In the US there are very few actual fascists. The only somewhat significant group I’m aware of who extol explicitly fascist elements is Patriot Front. There are white nationalists and racists on the right, but I think they form a relatively small portion of any populist right. The number of actual communists or socialist in the United States I think I might be able to count on my fingers, I’m sure if I include my toes I’d cover it.
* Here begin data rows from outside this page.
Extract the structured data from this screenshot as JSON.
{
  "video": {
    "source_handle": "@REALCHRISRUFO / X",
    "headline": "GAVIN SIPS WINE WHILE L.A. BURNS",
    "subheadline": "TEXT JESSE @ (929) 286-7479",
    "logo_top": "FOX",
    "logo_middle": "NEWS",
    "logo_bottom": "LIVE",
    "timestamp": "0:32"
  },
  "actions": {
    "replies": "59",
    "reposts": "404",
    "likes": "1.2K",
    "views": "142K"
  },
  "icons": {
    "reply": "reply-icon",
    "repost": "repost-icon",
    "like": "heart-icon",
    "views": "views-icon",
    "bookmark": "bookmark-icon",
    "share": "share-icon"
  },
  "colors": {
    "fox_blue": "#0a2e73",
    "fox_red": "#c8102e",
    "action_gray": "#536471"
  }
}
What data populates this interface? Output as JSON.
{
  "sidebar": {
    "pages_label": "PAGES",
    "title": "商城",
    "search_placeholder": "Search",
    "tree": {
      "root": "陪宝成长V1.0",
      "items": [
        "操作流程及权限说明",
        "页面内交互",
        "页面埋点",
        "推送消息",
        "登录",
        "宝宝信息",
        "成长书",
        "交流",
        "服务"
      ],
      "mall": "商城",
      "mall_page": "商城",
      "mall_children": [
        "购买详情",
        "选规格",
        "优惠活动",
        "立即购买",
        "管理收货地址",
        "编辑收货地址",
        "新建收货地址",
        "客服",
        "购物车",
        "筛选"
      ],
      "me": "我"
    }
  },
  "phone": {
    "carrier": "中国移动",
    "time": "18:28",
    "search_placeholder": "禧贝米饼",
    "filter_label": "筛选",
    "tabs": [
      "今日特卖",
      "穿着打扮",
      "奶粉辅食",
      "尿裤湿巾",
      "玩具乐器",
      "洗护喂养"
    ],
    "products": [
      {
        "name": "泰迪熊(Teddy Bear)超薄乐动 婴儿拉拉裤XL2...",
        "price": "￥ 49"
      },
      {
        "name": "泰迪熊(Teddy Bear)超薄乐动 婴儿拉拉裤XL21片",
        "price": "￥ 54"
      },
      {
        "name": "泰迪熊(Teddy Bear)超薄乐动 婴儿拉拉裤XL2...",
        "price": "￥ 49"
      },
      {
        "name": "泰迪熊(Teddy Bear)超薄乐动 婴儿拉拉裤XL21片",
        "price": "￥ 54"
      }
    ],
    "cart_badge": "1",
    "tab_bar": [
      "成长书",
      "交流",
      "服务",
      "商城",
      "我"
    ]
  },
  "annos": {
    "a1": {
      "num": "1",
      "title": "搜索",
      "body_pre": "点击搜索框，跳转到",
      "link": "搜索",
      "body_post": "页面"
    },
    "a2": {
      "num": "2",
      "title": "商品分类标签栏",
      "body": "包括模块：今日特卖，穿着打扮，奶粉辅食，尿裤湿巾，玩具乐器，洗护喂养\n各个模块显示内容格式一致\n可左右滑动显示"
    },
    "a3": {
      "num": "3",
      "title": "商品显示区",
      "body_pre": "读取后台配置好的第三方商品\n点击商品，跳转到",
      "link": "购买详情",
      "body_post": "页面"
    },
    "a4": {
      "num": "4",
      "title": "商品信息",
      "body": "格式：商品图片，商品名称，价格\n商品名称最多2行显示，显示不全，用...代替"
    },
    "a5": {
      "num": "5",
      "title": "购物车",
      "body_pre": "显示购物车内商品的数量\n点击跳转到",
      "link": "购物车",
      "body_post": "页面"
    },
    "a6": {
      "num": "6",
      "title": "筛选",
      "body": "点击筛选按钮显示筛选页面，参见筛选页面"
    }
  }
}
Most of those who call themselves ‘socialist’ no longer advocate the seizure of the means of production, etc…. So, while when some on the left look over to the right they see fascism (though not nearly as many as use the term as an intentional slur) and when some on the right look the other way they see socialism (again, more deployed as a smear than those who actually spot some), this is objectively less true than it is in Europe. Hence, the prospects of getting beyond this seem more possible.
To what extent do the political calculations of the past day represent some real coming together of left-populist forces represented by Kennedy and right-populist forces represented by Trump? This was a huge question in my mind following Kennedy’s announcement. Then, later in the day, Kennedy spoke at a Trump rally. He was welcomed extremely warmly by both Trump himself and the audience. He articulated clear shared principles and goals and, I think, voiced support for more of Trumps points than he had previously. In the interim, Trump seems to have taken up some of Kennedy’s talking points, including on big agribusiness and big pharma. Though, the crowd did seem less warm as Kennedy was actually articulating some policy positions.
This is still very early. Who knows how this relationship will develop and, more importantly, how populists of various bents will be able to form a cohesive movement? Nevertheless, a thing bigger than Kennedy and Trump as individuals happened yesterday. Something that bodes well for the future of resistance and dissident politics if it can be held together, developed, and remain authentic to populist principles of defending the ‘the people,’ broadly conceived, from the ‘elites,’ as specifically defined as we can manage.
Dugin, Alexander. The Great Awakening vs The Great Reset. Arktos, 2021.
Judis, John B. The Populist Explosion: How the Great Recession Transformed American and European Politics, Columbia Global Reports, 2016.